Day-to-day delivery detail: The team updated plans with specific prompts (how to approach, when to offer support, which cues worked). Staff trialled a short pre-walk routine (toileting prompt, hydration, pain check) and adjusted observation frequency at high-risk times. Moving-and-handling practice was observed to ensure staff used consistent techniques and did not rush transfers.

How effectiveness is evidenced: Falls reduced for those individuals; incident narratives improved; observational audits showed better practice consistency; family feedback noted fewer “shaken days” after falls.

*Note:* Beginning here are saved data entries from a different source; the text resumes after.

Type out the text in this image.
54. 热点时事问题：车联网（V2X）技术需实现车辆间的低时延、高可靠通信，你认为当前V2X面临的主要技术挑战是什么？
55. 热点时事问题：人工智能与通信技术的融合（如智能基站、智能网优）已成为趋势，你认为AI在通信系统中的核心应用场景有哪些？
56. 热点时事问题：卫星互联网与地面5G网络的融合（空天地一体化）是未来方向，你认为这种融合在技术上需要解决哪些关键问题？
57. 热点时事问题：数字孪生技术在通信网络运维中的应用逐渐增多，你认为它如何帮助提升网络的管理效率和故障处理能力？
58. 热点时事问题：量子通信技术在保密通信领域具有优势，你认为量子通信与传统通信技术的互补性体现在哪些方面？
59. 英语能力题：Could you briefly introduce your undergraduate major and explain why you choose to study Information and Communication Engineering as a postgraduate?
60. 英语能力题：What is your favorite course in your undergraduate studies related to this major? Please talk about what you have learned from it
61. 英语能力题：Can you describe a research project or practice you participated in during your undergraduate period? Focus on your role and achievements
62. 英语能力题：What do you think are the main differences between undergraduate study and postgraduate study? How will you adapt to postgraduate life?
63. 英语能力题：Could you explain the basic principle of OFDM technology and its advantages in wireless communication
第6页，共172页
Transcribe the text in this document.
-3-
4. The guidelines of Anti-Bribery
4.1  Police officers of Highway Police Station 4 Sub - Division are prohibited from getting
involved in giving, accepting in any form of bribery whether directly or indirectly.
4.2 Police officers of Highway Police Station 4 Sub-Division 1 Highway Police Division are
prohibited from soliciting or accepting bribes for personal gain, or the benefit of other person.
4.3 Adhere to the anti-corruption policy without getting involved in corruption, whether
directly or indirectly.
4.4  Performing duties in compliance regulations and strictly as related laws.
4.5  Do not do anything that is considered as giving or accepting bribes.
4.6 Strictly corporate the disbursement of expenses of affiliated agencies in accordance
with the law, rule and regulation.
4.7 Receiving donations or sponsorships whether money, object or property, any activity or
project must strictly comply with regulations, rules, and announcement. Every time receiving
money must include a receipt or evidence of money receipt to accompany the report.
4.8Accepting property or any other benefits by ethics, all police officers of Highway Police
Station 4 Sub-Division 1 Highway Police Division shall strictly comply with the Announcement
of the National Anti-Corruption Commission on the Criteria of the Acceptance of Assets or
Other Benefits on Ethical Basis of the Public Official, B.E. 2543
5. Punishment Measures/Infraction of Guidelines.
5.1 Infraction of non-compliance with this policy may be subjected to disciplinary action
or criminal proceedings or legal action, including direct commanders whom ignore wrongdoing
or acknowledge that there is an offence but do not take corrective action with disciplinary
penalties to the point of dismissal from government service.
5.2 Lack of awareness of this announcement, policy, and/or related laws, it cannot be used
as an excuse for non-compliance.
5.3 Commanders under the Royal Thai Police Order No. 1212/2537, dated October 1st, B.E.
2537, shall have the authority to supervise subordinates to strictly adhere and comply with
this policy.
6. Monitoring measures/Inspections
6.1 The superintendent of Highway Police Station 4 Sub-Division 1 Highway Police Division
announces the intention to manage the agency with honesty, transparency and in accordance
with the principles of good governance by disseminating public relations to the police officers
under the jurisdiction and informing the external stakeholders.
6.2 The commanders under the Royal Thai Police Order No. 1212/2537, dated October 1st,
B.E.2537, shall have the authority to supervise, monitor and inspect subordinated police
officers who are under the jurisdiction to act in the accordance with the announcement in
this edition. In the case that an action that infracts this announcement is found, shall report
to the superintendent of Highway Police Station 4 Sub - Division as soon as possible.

How to design audit tools that work on shift

Audit tools should be short, specific and behaviour-focused. Effective tools often include:

  • Clear criteria (“What good looks like”) with simple scoring
  • Space for narrative examples (what was observed)
  • Immediate actions plus longer-term actions
  • A re-audit date built into the form

Action tracking and re-testing: the missing step

Audit credibility depends on closing the loop. Minimum practice should include:

  • Named action owner and due date for every finding
  • Evidence requirement (what will prove completion)
  • Re-audit schedule to confirm sustained change
  • Governance review when repeat findings occur

Commissioner expectation

Commissioners expect audit programmes to show assurance and improvement: themes are identified, actions are completed, and impact is visible through better outcomes and reduced escalation.

Regulator / inspector expectation (CQC)

CQC expects evidence that audits test real care delivery and that leaders have oversight of risks, learning and restrictive practice governance, with clear proof of sustained improvement.

Why strong audit evidence strengthens tenders and inspections

Audit evidence is persuasive because it shows control: the provider understands risks, tests practice, learns, and adapts. In dementia services, that is often the difference between “we believe we are good” and “we can evidence we are safe and improving”.